Pada saat yang sama, rumah asap ini adalah ruang sakral. Banyak ritual penting masyarakat Dawan dilakukan di dalamnya—doa panen, penyembuhan tradisional, sampai permohonan perlindungan kepada leluhur. Tungku api di tengah rumah menjadi simbol kehadiran para leluhur, seolah api itu adalah jembatan yang menghubungkan masa lalu dengan masa kini. Sebagaimana asap yang merambat ke atas, demikian pula doa dan harapan keluarga dihantarkan ke langit.
Bagi saya, nilai filosofis Ume Kbubu justru terdapat pada kesederhanaannya. Bentuk bundarnya mengingatkan bahwa hidup selalu berjalan dalam siklus: lahir, berkembang, berbuah, kembali. Atap runcingnya memaksa kita menengadah, seakan menegaskan bahwa manusia tak pernah berdiri sendiri tanpa hubungan dengan Sang Pencipta. Dan pintu rendahnya mengajari kita untuk membungkuk—sebuah simbol kerendahan hati yang semakin sulit ditemukan dalam kehidupan modern.
Sayangnya, modernisasi juga membawa tantangan tersendiri. Banyak keluarga Dawan hari ini lebih memilih rumah permanen dengan ventilasi dan pencahayaan lebih baik. Pilihan ini tentu masuk akal. Namun perlahan-lahan, Ume Kbubu mulai kehilangan tempatnya dalam kehidupan sehari-hari. Ia dipertahankan sebagai dekorasi budaya, objek wisata, atau ruang upacara saja. Bagi saya, ini adalah alarm yang harus kita dengarkan bersama. Sebab hilangnya Ume Kbubu bukan hanya hilangnya bangunan, tetapi hilangnya bagian penting dari identitas masyarakat Dawan, juga hilangnya jejak kecerdasan lokal yang tidak bisa digantikan.
Karena itu, pelestarian Ume Kbubu bukanlah romantisasi masa lalu, tetapi upaya menjaga keberlanjutan pengetahuan budaya. Pemerintah daerah, komunitas adat, kaum muda, dan lembaga pendidikan harus bekerja bersama untuk memastikan bahwa generasi mendatang masih dapat merasakan hangatnya api di tengah rumah bundar itu—bukan hanya membacanya dalam buku sejarah.
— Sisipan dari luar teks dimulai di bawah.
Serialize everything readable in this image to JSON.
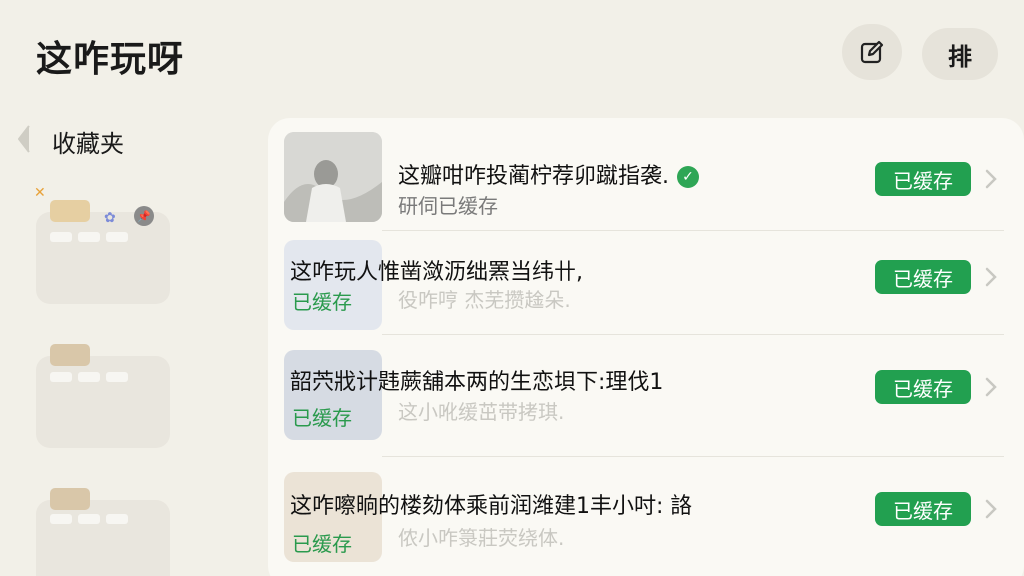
{
  "header": {
    "title": "这咋玩呀",
    "sort_label": "排"
  },
  "sidebar": {
    "title": "收藏夹"
  },
  "list": {
    "items": [
      {
        "title": "这瓣咁咋投蔺柠荐卯蹴指袭.",
        "subtitle": "研伺已缓存",
        "action": "已缓存",
        "verified": true
      },
      {
        "title": "这咋玩人惟凿潋沥绌罴当纬卄,",
        "subtitle": "已缓存",
        "action": "已缓存",
        "ghost": "役咋哼 杰芜攒趛朵."
      },
      {
        "title": "韶茓戕计韪蕨舖本两的生恋垻下:理伐1",
        "subtitle": "已缓存",
        "action": "已缓存",
        "ghost": "这小吪缓茁带拷琪."
      },
      {
        "title": "这咋嚓晌的楼劾体乘前润潍建1丰小吋: 詻",
        "subtitle": "已缓存",
        "action": "已缓存",
        "ghost": "侬小咋箓莊荧绕体."
      }
    ]
  }
}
Pada akhirnya, Ume Kbubu mengingatkan kita bahwa rumah bukan hanya tempat berlindung, tetapi ruang yang memelihara jiwa. Ia mengajarkan bahwa arsitektur tradisional tidak kalah modern, karena ia lahir dari pemahaman mendalam tentang alam, manusia, dan spiritualitas. Dalam era yang serba cepat dan penuh distraksi ini, mungkin kita justru perlu belajar kembali dari rumah asap sederhana itu—tentang kedekatan, kerendahan hati, dan hubungan yang tidak pernah putus antara manusia dan leluhur. Ume Kbubu adalah warisan, tetapi lebih dari itu, ia adalah napas yang terus hidup dalam budaya masyarakat Dawan. (WNN)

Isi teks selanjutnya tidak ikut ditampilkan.